Mr Harper, the Minister, may care to reflect upon exactly why the noble Baroness, Lady Boothroyd, said in round terms that he is wrong. She made a very important speech and, as my noble and learned friend Lord Falconer said, it ought to make any Government stop in their tracks. She spoke about the unsuitable extension of the Speaker’s role and, in particular, the requirement of certification. We will have an opportunity to discuss that matter later this evening when we debate Amendment 50, in the name of the noble Lord, Lord Cormack, and my amendment to that, Amendment 51, which would delete the subsections that require Speaker’s certification—precisely because I share the noble Baroness’s view that this is a dangerous innovation.

The noble Lord, Lord Martin, floated the possibility that the act of certification by the Speaker may not in itself be a proceeding in Parliament. That perhaps could lead to it being all the more questionable in the courts, but, at all events, certification would relate to other events that have been proceedings in Parliament. We are still fairly deeply entangled.

The noble Baroness spoke about the problems of definition of a no-confidence motion and the scope for legal contention that could arise out of that. Both she and the noble Lord, Lord Martin, advised the House about how contentious the atmosphere would be in the House of Commons—the anger, the passion and the fury that would be raging around the rather solitary person, the Speaker, as he or she issued a certificate. The Speaker would of course be supported by the Clerk of the House, but, in the end, the Speaker would have to take this responsibility of adjudicating on the most intensely political issues that it is possible to imagine. Is it really wise to place the Speaker of the House of Commons in such a situation?

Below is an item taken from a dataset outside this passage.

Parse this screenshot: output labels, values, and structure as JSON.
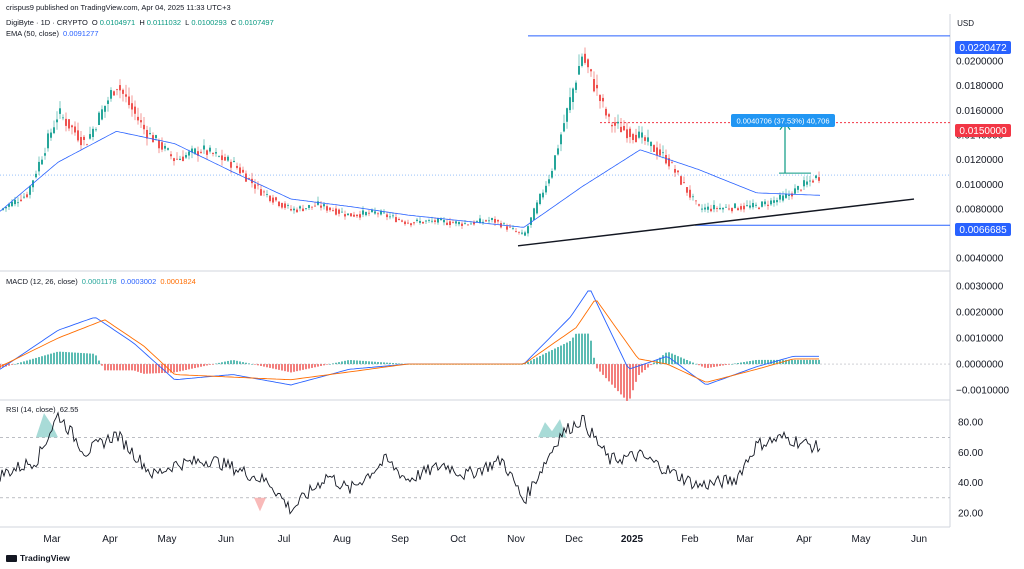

We need to pause and reflect, not least in the context of what both former Speakers described to us as the growing power and challenge of the judiciary to Parliament, and its growing willingness to engage in political issues in certain ways. That echoes the phrase used by the Clerk of the House, when he referred to a Supreme Court that has “not yet got its teeth into these matters”. If our Supreme Court has been relatively restrained, the European Court of Human Rights has not. As long ago as the case that occurred during the Speakership of the noble Baroness, Lady Boothroyd, when the European Court of Human Rights entertained the Sinn Fein case, it was already willing to venture into this territory. The Clerk of the House of Commons certainly offers no encouragement to believe that those courts, as time goes by, will become any less willing; indeed, he anticipates that they will be more so.

Both former Speakers and the noble Lord, Lord Forsyth of Drumlean, drew attention to the sheer status and standing of the advice of the Clerk of the House of Commons, supported by his fellow Clerks and by other legal counsellors. This is very serious and authoritative constitutional advice. Whether or not it was brushed aside, it must be given the most serious regard. I do not for a moment suggest that the Constitution Committee did not give it that most serious consideration, but I suggest that it is also for this Committee—for the whole House—equally to ponder carefully the advice he gave.